Se le había pasado el arroz.

El altruismo como disfraz

Retrocedamos al año 2015. Un puñado de visionarios —entre ellos Musk y Sam Altman— fundan OpenAI con una promesa solemne: crear inteligencia artificial general para el beneficio de toda la humanidad, no para enriquecer a ninguna persona ni corporación. La narrativa era impecable. Casi bíblica.




Repitámoslo: En el Manifiesto Comunista, Marx y Engels describieron cómo la burguesía «ha ahogado los éxtasis más celestiales del fervor religioso, del entusiasmo caballeresco, del sentimentalismo pequeñoburgués, en las aguas heladas del cálculo egoísta». Los fundadores de OpenAI actualizaron esa fórmula para el siglo XXI: ahogaron el altruismo declarado en las aguas glaciales del capital de riesgo.
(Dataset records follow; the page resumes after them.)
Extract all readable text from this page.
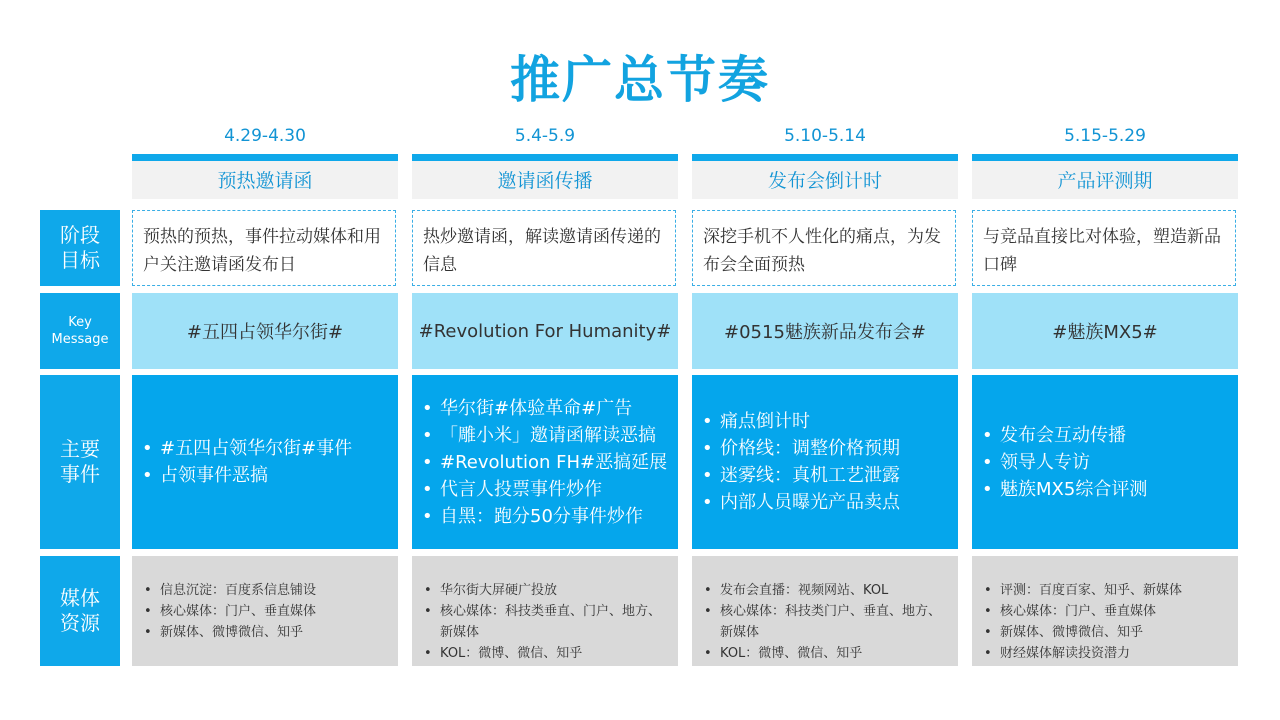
推广总节奏
阶段
目标
Key
Message
主要
事件
媒体
资源
4.29-4.30
预热邀请函
预热的预热，事件拉动媒体和用户关注邀请函发布日
#五四占领华尔街#
• #五四占领华尔街#事件
• 占领事件恶搞
• 信息沉淀：百度系信息铺设
• 核心媒体：门户、垂直媒体
• 新媒体、微博微信、知乎
5.4-5.9
邀请函传播
热炒邀请函，解读邀请函传递的信息
#Revolution For Humanity#
• 华尔街#体验革命#广告
• 「雕小米」邀请函解读恶搞
• #Revolution FH#恶搞延展
• 代言人投票事件炒作
• 自黑：跑分50分事件炒作
• 华尔街大屏硬广投放
• 核心媒体：科技类垂直、门户、地方、新媒体
• KOL：微博、微信、知乎
5.10-5.14
发布会倒计时
深挖手机不人性化的痛点，为发布会全面预热
#0515魅族新品发布会#
• 痛点倒计时
• 价格线：调整价格预期
• 迷雾线：真机工艺泄露
• 内部人员曝光产品卖点
• 发布会直播：视频网站、KOL
• 核心媒体：科技类门户、垂直、地方、新媒体
• KOL：微博、微信、知乎
5.15-5.29
产品评测期
与竞品直接比对体验，塑造新品口碑
#魅族MX5#
• 发布会互动传播
• 领导人专访
• 魅族MX5综合评测
• 评测：百度百家、知乎、新媒体
• 核心媒体：门户、垂直媒体
• 新媒体、微博微信、知乎
• 财经媒体解读投资潜力
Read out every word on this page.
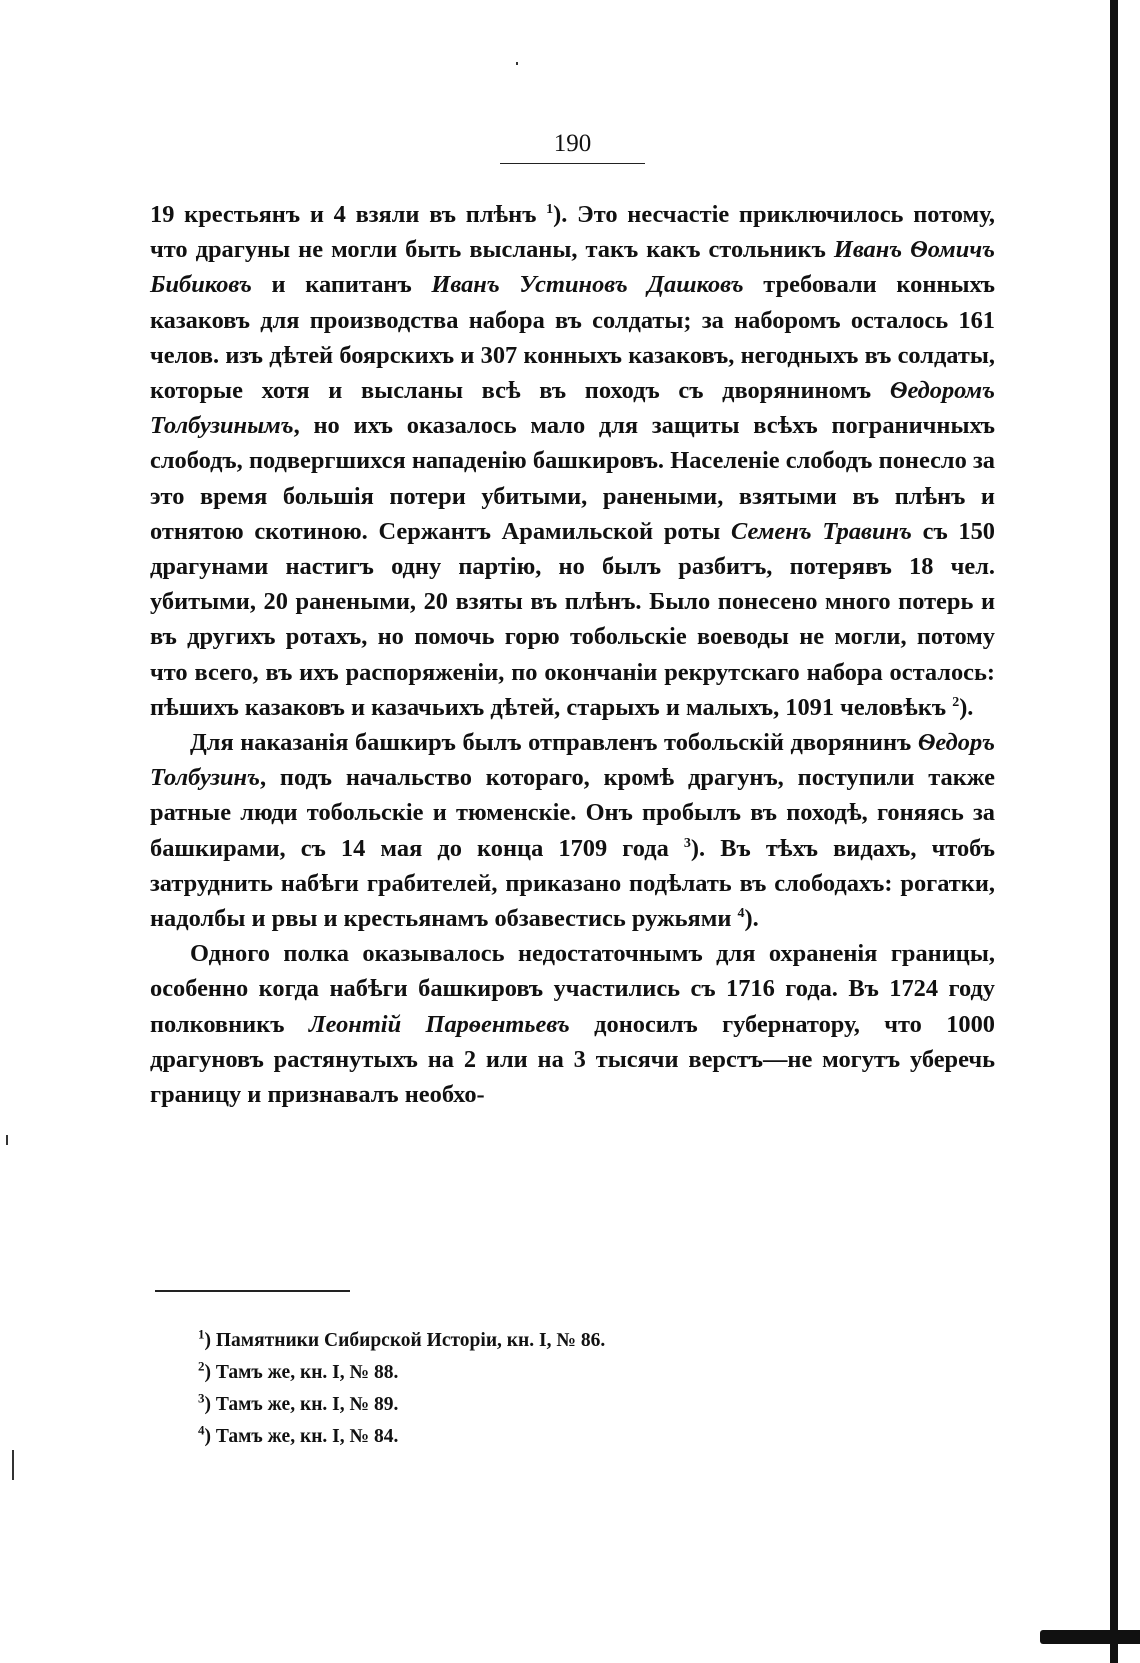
190

19 крестьянъ и 4 взяли въ плѣнъ $^1$). Это несчастіе приключилось потому, что драгуны не могли быть высланы, такъ какъ стольникъ Иванъ Ѳомичъ Бибиковъ и капитанъ Иванъ Устиновъ Дашковъ требовали конныхъ казаковъ для производства набора въ солдаты; за наборомъ осталось 161 челов. изъ дѣтей боярскихъ и 307 конныхъ казаковъ, негодныхъ въ солдаты, которые хотя и высланы всѣ въ походъ съ дворяниномъ Ѳедоромъ Толбузинымъ, но ихъ оказалось мало для защиты всѣхъ пограничныхъ слободъ, подвергшихся нападенію башкировъ. Населеніе слободъ понесло за это время большія потери убитыми, ранеными, взятыми въ плѣнъ и отнятою скотиною. Сержантъ Арамильской роты Семенъ Травинъ съ 150 драгунами настигъ одну партію, но былъ разбитъ, потерявъ 18 чел. убитыми, 20 ранеными, 20 взяты въ плѣнъ. Было понесено много потерь и въ другихъ ротахъ, но помочь горю тобольскіе воеводы не могли, потому что всего, въ ихъ распоряженіи, по окончаніи рекрутскаго набора осталось: пѣшихъ казаковъ и казачьихъ дѣтей, старыхъ и малыхъ, 1091 человѣкъ $^2$).

Для наказанія башкиръ былъ отправленъ тобольскій дворянинъ Ѳедоръ Толбузинъ, подъ начальство котораго, кромѣ драгунъ, поступили также ратные люди тобольскіе и тюменскіе. Онъ пробылъ въ походѣ, гоняясь за башкирами, съ 14 мая до конца 1709 года $^3$). Въ тѣхъ видахъ, чтобъ затруднить набѣги грабителей, приказано подѣлать въ слободахъ: рогатки, надолбы и рвы и крестьянамъ обзавестись ружьями $^4$).

Одного полка оказывалось недостаточнымъ для охраненія границы, особенно когда набѣги башкировъ участились съ 1716 года. Въ 1724 году полковникъ Леонтій Парѳентьевъ доносилъ губернатору, что 1000 драгуновъ растянутыхъ на 2 или на 3 тысячи верстъ—не могутъ уберечь границу и признавалъ необхо-

$^1$) Памятники Сибирской Исторіи, кн. I, № 86.
$^2$) Тамъ же, кн. I, № 88.
$^3$) Тамъ же, кн. I, № 89.
$^4$) Тамъ же, кн. I, № 84.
OpenAI nació como laboratorio de investigación sin fines de lucro en 2015. Cuatro años después, sus fundadores estaban convencidos de que necesitaban crear un brazo con fines de lucro para recaudar dinero y atraer investigadores que les permitieran competir. El ideal duró exactamente lo que tarda un fondo de inversión en escribir un cheque.

El espectáculo de los santos caídos

El juicio reveló algo que los comunicados de prensa nunca dirían: que detrás del vocabulario de la salvación —»seguridad», «beneficio para la humanidad», «misión»— lo que bullía era una lucha de poder digna de los Médici. Es que así es la burguesía.

Los documentos internos mostraron que los ejecutivos de OpenAI temían en 2017 que Musk «podía convertirse en un dictador» y le enviaron un correo con el asunto «pensamientos honestos». El hombre que hoy se presenta como guardián de la filantropía tecnológica era, según sus propios socios, una amenaza al proyecto que él mismo ayudó a crear.

Altman declaró en el estrado que Musk quería ser CEO de la compañía. «Yo estaba extremadamente incómodo con eso», dijo. Por su parte, el equipo legal de OpenAI retrató al propietario de la red social X como una persona egocéntrica, celosa y movida por el ansia de poder, con tendencia a enfadarse ante cualquier contrariedad. Y el equipo de Musk respondió pintando a Altman como un mentiroso calculador que «robó una organización benéfica».

Ambos tenían razón. Ese es el problema.

La farsa de la prescripción

El equipo de Musk quería que el tribunal obligara a OpenAI y Microsoft a devolver hasta 180.000 millones de dólares en «ganancias mal habidas», que se removiera a Altman y Brockman del liderazgo y que se deshiciera la reestructuración de 2025 que habilitó el crecimiento del brazo comercial. Una pretensión colosal. Una ambición que no tiene nada de filantrópica.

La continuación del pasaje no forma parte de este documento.